La nuit était tombée depuis déjà une heure, mais Evelyn arpentait encore les rues peu fréquentées de Yarthiss en essayant de mettre de l'ordre dans ses idées. D'une certaine manière, la situation aurait pu être bien pire ; mais la jeune fille se sentait tout de même dépassée par l'engagement qu'elle avait pris. Organiser un cambriolage ne s'improvisait pas, et le délai imposé de trois jours rendait la tache, déjà complexe en temps normal, encore plus difficile.

(Il va falloir être méthodique. De quoi est-ce que j'ai besoin, et comment est-ce que j'organise mon temps?)

La première chose à faire semblait être de se choisir une cible. Ensuite, il conviendrait d'observer la maison afin de tenter de déterminer la localisation des richesses, les habitudes des habitants et l'itinéraire le plus sûr pour entrer et sortir en vitesse et sans attirer l'attention. Enfin, il lui faudrait se procurer le matériel nécessaire et passer à l'assaut.

Evelyn se demanda un instant s'il ne serait pas judicieux de trouver des alliés pour cette tâche, mais décida de s'abstenir.

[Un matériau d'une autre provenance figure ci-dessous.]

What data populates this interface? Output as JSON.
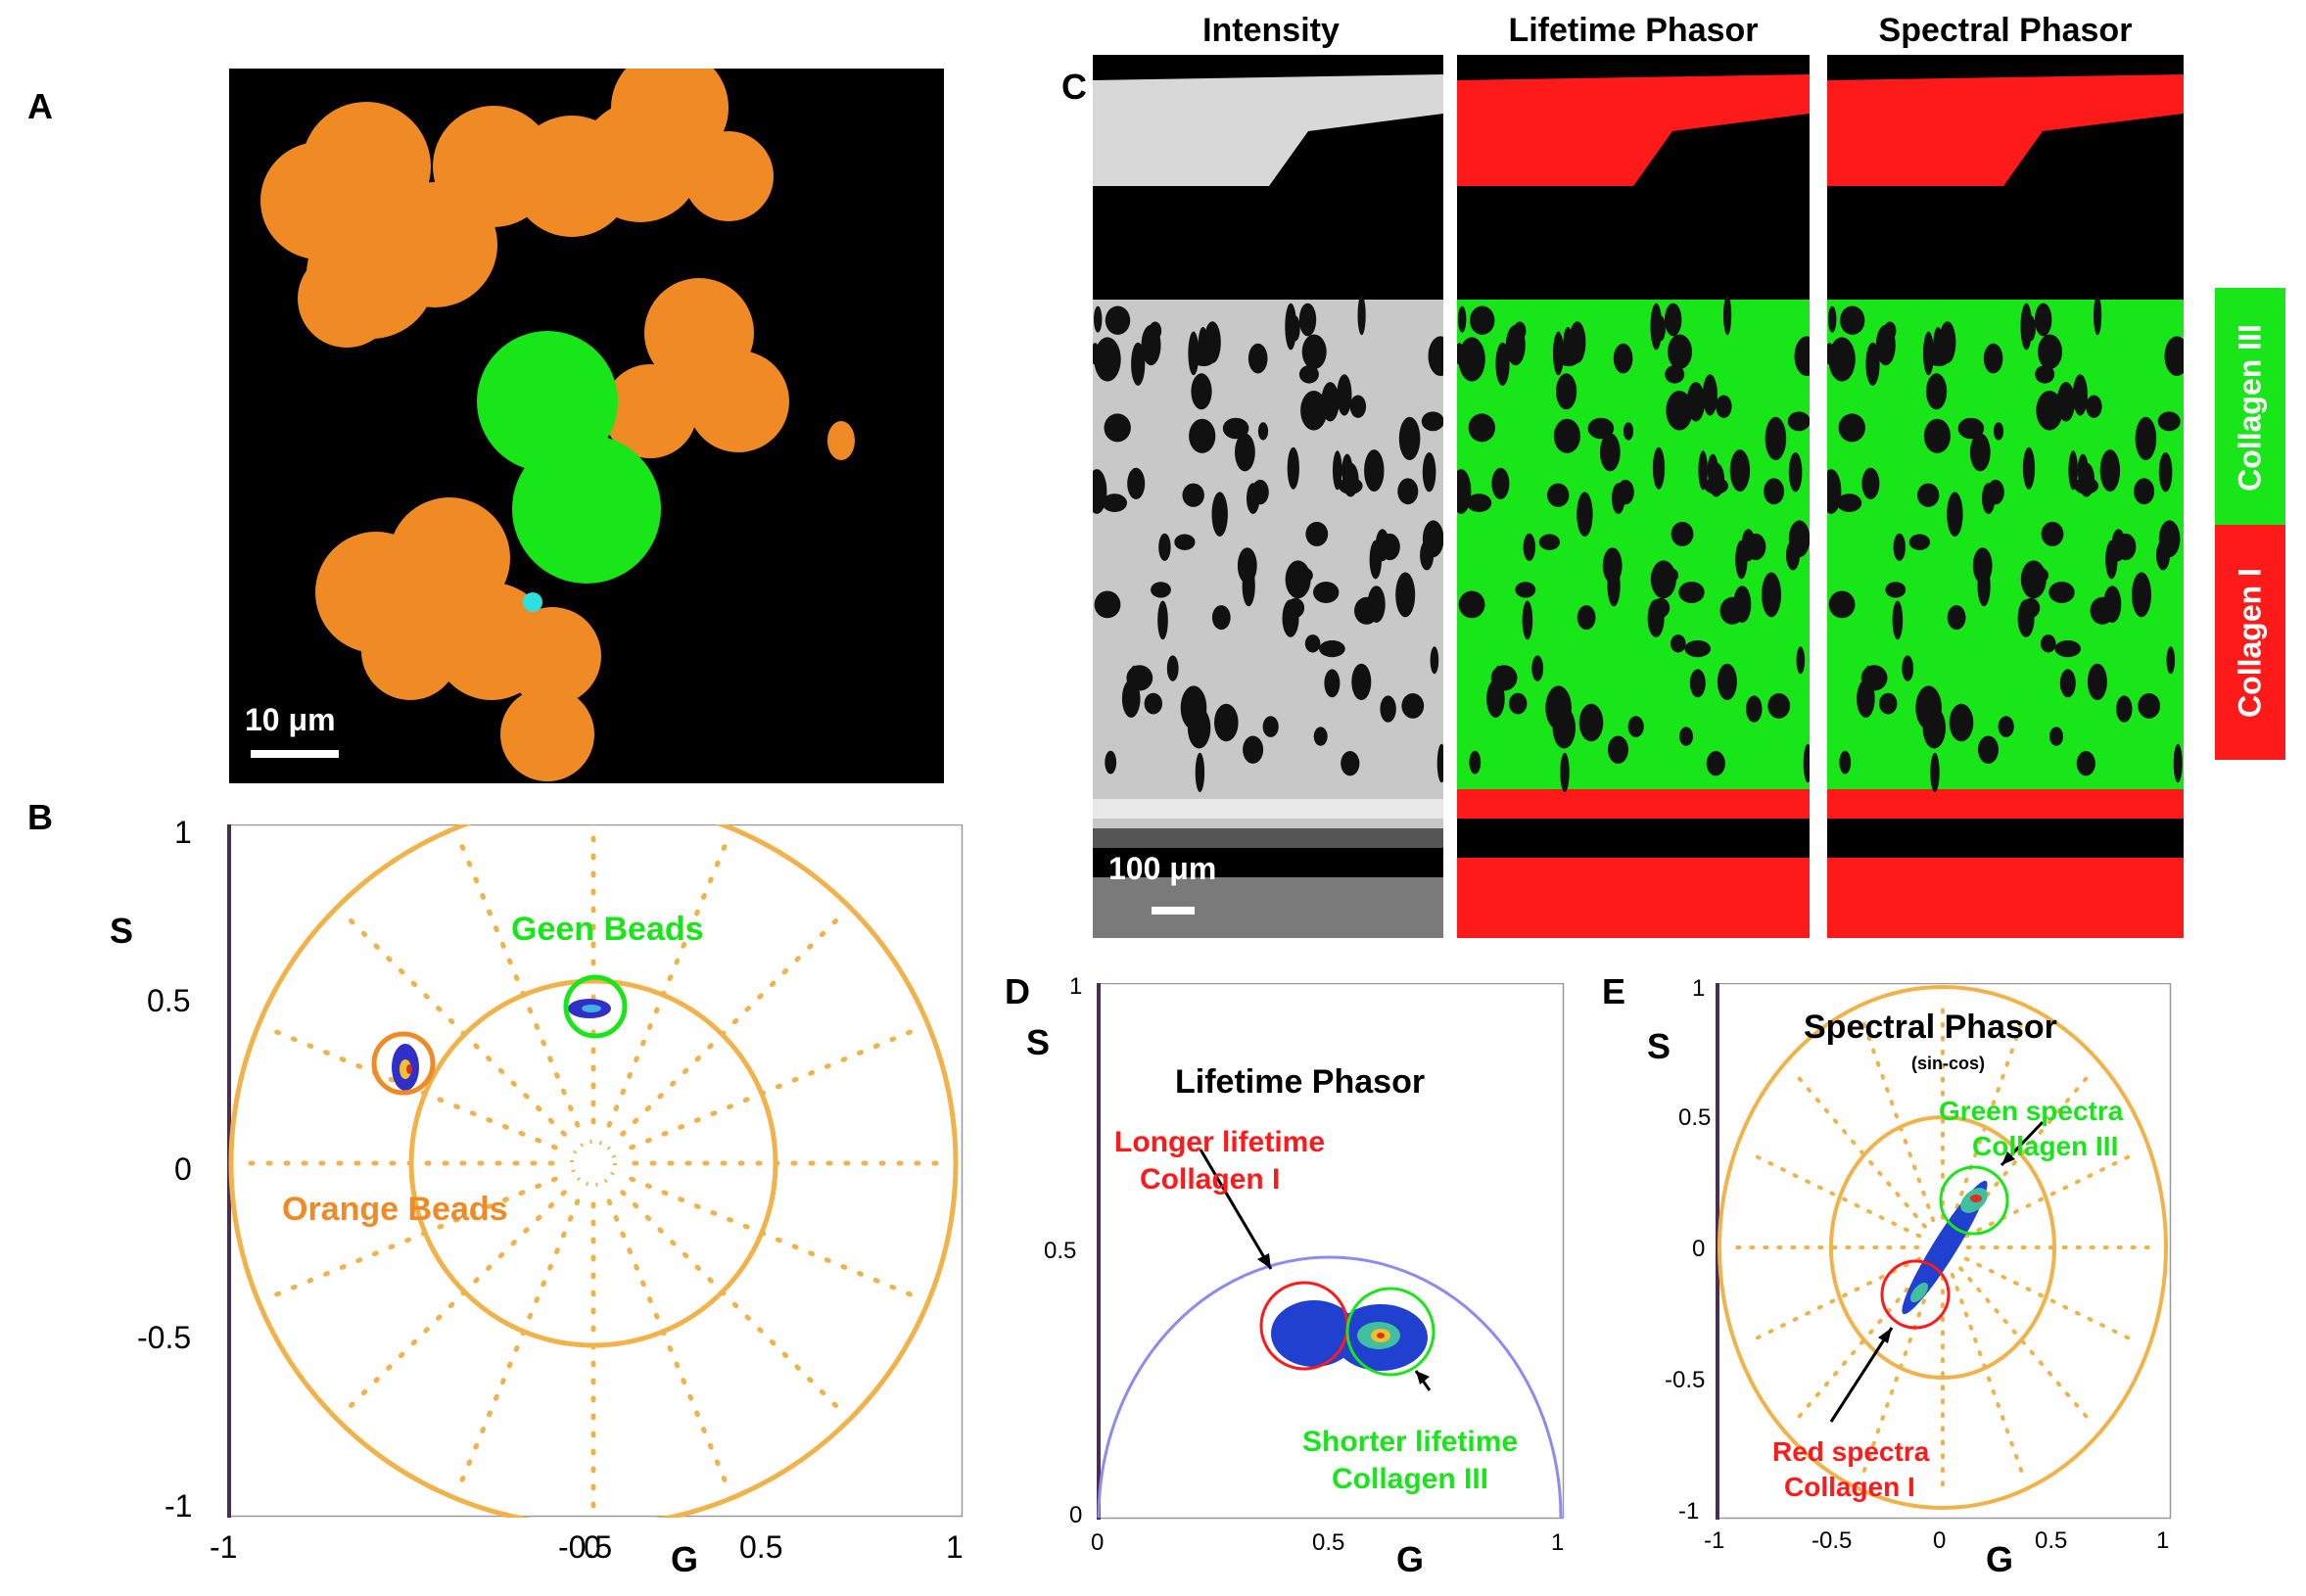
{
  "panels": {
    "A": {
      "letter": "A",
      "scale_bar": "10 μm"
    },
    "B": {
      "letter": "B",
      "y_axis_label": "S",
      "x_axis_label": "G",
      "y_ticks": [
        "1",
        "0.5",
        "0",
        "-0.5",
        "-1"
      ],
      "x_ticks": [
        "-1",
        "-0.5",
        "0",
        "0.5",
        "1"
      ],
      "annotation_green": "Geen Beads",
      "annotation_orange": "Orange Beads"
    },
    "C": {
      "letter": "C",
      "titles": [
        "Intensity",
        "Lifetime Phasor",
        "Spectral Phasor"
      ],
      "scale_bar": "100 μm",
      "legend": [
        "Collagen III",
        "Collagen I"
      ]
    },
    "D": {
      "letter": "D",
      "title": "Lifetime Phasor",
      "y_axis_label": "S",
      "x_axis_label": "G",
      "y_ticks": [
        "1",
        "0.5",
        "0"
      ],
      "x_ticks": [
        "0",
        "0.5",
        "1"
      ],
      "annotation_red_line1": "Longer lifetime",
      "annotation_red_line2": "Collagen I",
      "annotation_green_line1": "Shorter lifetime",
      "annotation_green_line2": "Collagen III"
    },
    "E": {
      "letter": "E",
      "title": "Spectral Phasor",
      "subtitle": "(sin-cos)",
      "y_axis_label": "S",
      "x_axis_label": "G",
      "y_ticks": [
        "1",
        "0.5",
        "0",
        "-0.5",
        "-1"
      ],
      "x_ticks": [
        "-1",
        "-0.5",
        "0",
        "0.5",
        "1"
      ],
      "annotation_green_line1": "Green spectra",
      "annotation_green_line2": "Collagen III",
      "annotation_red_line1": "Red spectra",
      "annotation_red_line2": "Collagen I"
    }
  },
  "colors": {
    "orange": "#f08a24",
    "green": "#19e619",
    "red": "#ff1a1a",
    "phasor_circle": "#f2b24a",
    "semicircle": "#8b8bf2"
  }
}
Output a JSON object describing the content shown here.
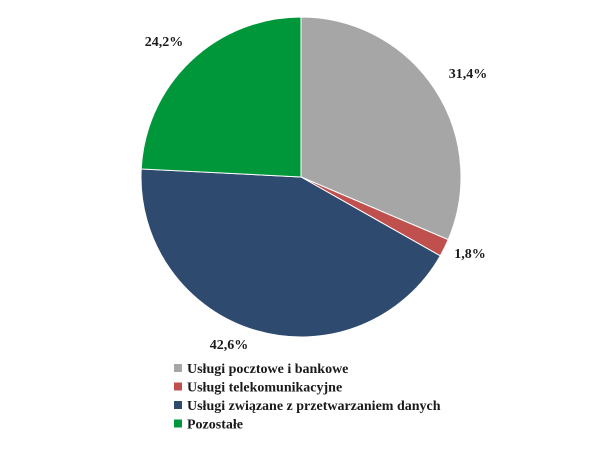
{
  "chart_data": {
    "type": "pie",
    "title": "",
    "legend_position": "bottom",
    "slices": [
      {
        "label": "Usługi pocztowe i bankowe",
        "value": 31.4,
        "value_label": "31,4%",
        "color": "#a6a6a6"
      },
      {
        "label": "Usługi telekomunikacyjne",
        "value": 1.8,
        "value_label": "1,8%",
        "color": "#c0504d"
      },
      {
        "label": "Usługi związane z przetwarzaniem danych",
        "value": 42.6,
        "value_label": "42,6%",
        "color": "#2e4a6e"
      },
      {
        "label": "Pozostałe",
        "value": 24.2,
        "value_label": "24,2%",
        "color": "#00973b"
      }
    ]
  }
}
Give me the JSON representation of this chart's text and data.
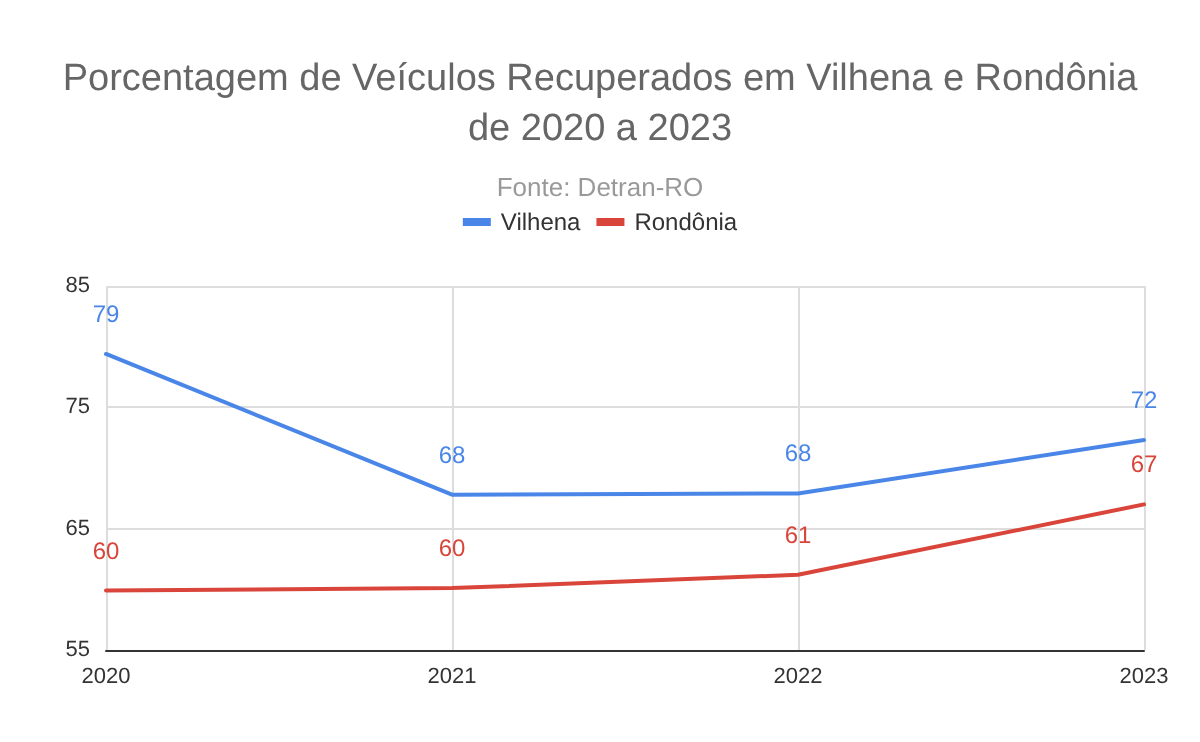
{
  "chart_data": {
    "type": "line",
    "title": "Porcentagem de Veículos Recuperados em Vilhena e Rondônia\nde 2020 a 2023",
    "subtitle": "Fonte: Detran-RO",
    "categories": [
      "2020",
      "2021",
      "2022",
      "2023"
    ],
    "series": [
      {
        "name": "Vilhena",
        "color": "#4a86e8",
        "values": [
          79.4,
          67.8,
          67.9,
          72.3
        ],
        "value_labels": [
          "79",
          "68",
          "68",
          "72"
        ]
      },
      {
        "name": "Rondônia",
        "color": "#d9453a",
        "values": [
          59.9,
          60.1,
          61.2,
          67.0
        ],
        "value_labels": [
          "60",
          "60",
          "61",
          "67"
        ]
      }
    ],
    "ylim": [
      55,
      85
    ],
    "yticks": [
      55,
      65,
      75,
      85
    ],
    "grid": true,
    "legend": "top",
    "marker": "none",
    "line_style": "solid"
  }
}
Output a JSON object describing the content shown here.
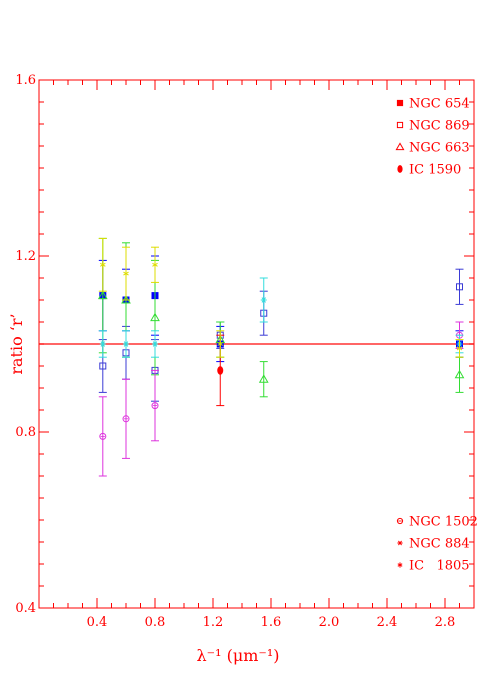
{
  "chart_data": {
    "type": "scatter",
    "xlabel": "λ⁻¹ (μm⁻¹)",
    "ylabel": "ratio ‘r’",
    "xlim": [
      0.0,
      3.0
    ],
    "ylim": [
      0.4,
      1.6
    ],
    "x_ticks": [
      "0.4",
      "0.8",
      "1.2",
      "1.6",
      "2.0",
      "2.4",
      "2.8"
    ],
    "y_ticks": [
      "0.4",
      "0.8",
      "1.2",
      "1.6"
    ],
    "reference_line": 1.0,
    "frame_color": "#ff0000",
    "series": [
      {
        "name": "NGC 654",
        "marker": "filled-square",
        "color": "#0000ff",
        "points": [
          {
            "x": 0.44,
            "y": 1.11,
            "err": 0.08
          },
          {
            "x": 0.6,
            "y": 1.1,
            "err": 0.07
          },
          {
            "x": 0.8,
            "y": 1.11,
            "err": 0.09
          },
          {
            "x": 1.25,
            "y": 1.0,
            "err": 0.04
          },
          {
            "x": 2.9,
            "y": 1.0,
            "err": 0.03
          }
        ]
      },
      {
        "name": "NGC 869",
        "marker": "open-square",
        "color": "#3b3bd6",
        "points": [
          {
            "x": 0.44,
            "y": 0.95,
            "err": 0.06
          },
          {
            "x": 0.6,
            "y": 0.98,
            "err": 0.06
          },
          {
            "x": 0.8,
            "y": 0.94,
            "err": 0.07
          },
          {
            "x": 1.25,
            "y": 1.02,
            "err": 0.03
          },
          {
            "x": 1.55,
            "y": 1.07,
            "err": 0.05
          },
          {
            "x": 2.9,
            "y": 1.13,
            "err": 0.04
          }
        ]
      },
      {
        "name": "NGC 663",
        "marker": "triangle",
        "color": "#33dd33",
        "points": [
          {
            "x": 0.44,
            "y": 1.11,
            "err": 0.13
          },
          {
            "x": 0.6,
            "y": 1.1,
            "err": 0.13
          },
          {
            "x": 0.8,
            "y": 1.06,
            "err": 0.13
          },
          {
            "x": 1.25,
            "y": 1.01,
            "err": 0.04
          },
          {
            "x": 1.55,
            "y": 0.92,
            "err": 0.04
          },
          {
            "x": 2.9,
            "y": 0.93,
            "err": 0.04
          }
        ]
      },
      {
        "name": "IC 1590",
        "marker": "filled-circle",
        "color": "#ff0000",
        "points": [
          {
            "x": 1.25,
            "y": 0.94,
            "err": 0.08
          }
        ]
      },
      {
        "name": "NGC 1502",
        "marker": "open-circle",
        "color": "#dd33dd",
        "points": [
          {
            "x": 0.44,
            "y": 0.79,
            "err": 0.09
          },
          {
            "x": 0.6,
            "y": 0.83,
            "err": 0.09
          },
          {
            "x": 0.8,
            "y": 0.86,
            "err": 0.08
          },
          {
            "x": 2.9,
            "y": 1.02,
            "err": 0.03
          }
        ]
      },
      {
        "name": "NGC 884",
        "marker": "star",
        "color": "#33dddd",
        "points": [
          {
            "x": 0.44,
            "y": 1.0,
            "err": 0.03
          },
          {
            "x": 0.6,
            "y": 1.0,
            "err": 0.03
          },
          {
            "x": 0.8,
            "y": 1.0,
            "err": 0.03
          },
          {
            "x": 1.55,
            "y": 1.1,
            "err": 0.05
          },
          {
            "x": 2.9,
            "y": 1.0,
            "err": 0.02
          }
        ]
      },
      {
        "name": "IC   1805",
        "marker": "asterisk",
        "color": "#dddd00",
        "points": [
          {
            "x": 0.44,
            "y": 1.18,
            "err": 0.06
          },
          {
            "x": 0.6,
            "y": 1.16,
            "err": 0.06
          },
          {
            "x": 0.8,
            "y": 1.18,
            "err": 0.04
          },
          {
            "x": 1.25,
            "y": 1.0,
            "err": 0.03
          },
          {
            "x": 2.9,
            "y": 0.99,
            "err": 0.02
          }
        ]
      }
    ],
    "legend_groups": [
      {
        "position": "top-right",
        "entries": [
          {
            "series": "NGC 654",
            "marker": "filled-square",
            "color": "#ff0000"
          },
          {
            "series": "NGC 869",
            "marker": "open-square",
            "color": "#ff0000"
          },
          {
            "series": "NGC 663",
            "marker": "triangle",
            "color": "#ff0000"
          },
          {
            "series": "IC 1590",
            "marker": "filled-circle",
            "color": "#ff0000"
          }
        ]
      },
      {
        "position": "bottom-right",
        "entries": [
          {
            "series": "NGC 1502",
            "marker": "open-circle",
            "color": "#ff0000"
          },
          {
            "series": "NGC 884",
            "marker": "star",
            "color": "#ff0000"
          },
          {
            "series": "IC   1805",
            "marker": "asterisk",
            "color": "#ff0000"
          }
        ]
      }
    ]
  }
}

N'étant à Yarthiss que depuis un moins, elle ne connaissait personne en dehors de la clique de Joli-Coeur, et il était hors de question de s'adresser à eux. De plus, être seule lui permettrait de moins attirer l'attention ; en revanche, ses capacités seraient limités, ainsi que la quantité de butin qu'elle serait en mesure de transporter. Un sacrifice nécessaire, estimait-elle.

La fatigue de la journée, repoussée encore et encore depuis sa chute dans la fleuve, revenait à l'assaut en force, et Evelyn lâcha un long bâillement. Il était probablement temps de rentrer.

Sans plus attendre, elle prit la route de son logis.